Um Scheinselbstständigkeit aufzudecken, nimmt die Deutsche Rentenversicherung Unternehmen unter die Lupe. Doch die Verträge sind in aller Regel wasserdicht und die tägliche Arbeitspraxis kann die Behörde nur stichprobenartig überprüfen.

Solange die Postbank hier nicht auffällt, ist sie fein raus. Anders sähe es aus, wenn die möglicherweise Scheinselbstständigen selbst gegen die Bank vorgehen. Das ist vor allem für schlechter verdienende Berater interessant, weil sie durch eine sogenannte Leistungsklage eine Festanstellung mit fixem Gehalt erreichen können.

Denn durchschnittlich verdiente 2007 ein Postbank-Finanzberater laut Jahresabschluss nur 47.000 Euro. Bei der Private-Finance-Tochter der Comdirect Bank waren es im Schnitt gemäß Jahresabschluss 69.000 Euro, bei der AWD-Gruppe 54.000 Euro. Neuere Zahlen gibt es nicht.

Grund: Die Provisionssätze der Postbank sind teilweise sehr niedrig. Laut dem Vertrag eines Postbank-Finanzmanagers, der der WirtschaftsWoche vorliegt, bekommt dieser für einen Bausparvertrag in Höhe von 35.000 Euro eine Provision von 280 Euro. Für eine Baufinanzierung in Höhe von 120.000 Euro, die zwischen 96 und 119 Monaten läuft, sind es 600 Euro. Davon muss der Berater sämtliche Kosten und seine Sozialversicherung bestreiten. Netto bleibt da nicht viel übrig.

Stellt das Gericht fest, dass der Berater eigentlich ein Arbeitnehmer ist, ist er in der Regel automatisch unbefristet beschäftigt. Die fehlenden Sozialbeiträge muss der Chef zurückzahlen. Zwar darf er den Arbeitnehmeranteil beim Mitarbeiter einfordern, ihn aber nur von den nächsten drei Monatsgehältern abziehen. Und das auch nur bis zur Pfändungsgrenze. Bei 2000 Euro Nettogehalt und keinerlei Unterhaltsverpflichtungen zieht der Chef 710 Euro ab.

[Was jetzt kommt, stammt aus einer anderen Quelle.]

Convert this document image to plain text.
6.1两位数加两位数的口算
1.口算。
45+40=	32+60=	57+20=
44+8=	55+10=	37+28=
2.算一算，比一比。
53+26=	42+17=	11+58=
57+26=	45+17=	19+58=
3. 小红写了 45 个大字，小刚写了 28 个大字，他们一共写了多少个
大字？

Damit könnten im Extremfall erhebliche Forderungen auf die Postbank zukommen. Denn der Arbeitgeber muss die Beiträge für scheinselbstständige Mitarbeiter rückwirkend bis zu vier Jahre zurückzahlen. Bei einer durchschnittlichen Provision von monatlich 3800 Euro pro Finanzberater machen die gesamten Sozialversicherungsbeiträge rund 1500 Euro aus. Das macht ein Gesamtrisiko in Höhe von etwa 300 Millionen Euro – Säumniszuschläge von einem Prozent je Monat nicht eingerechnet.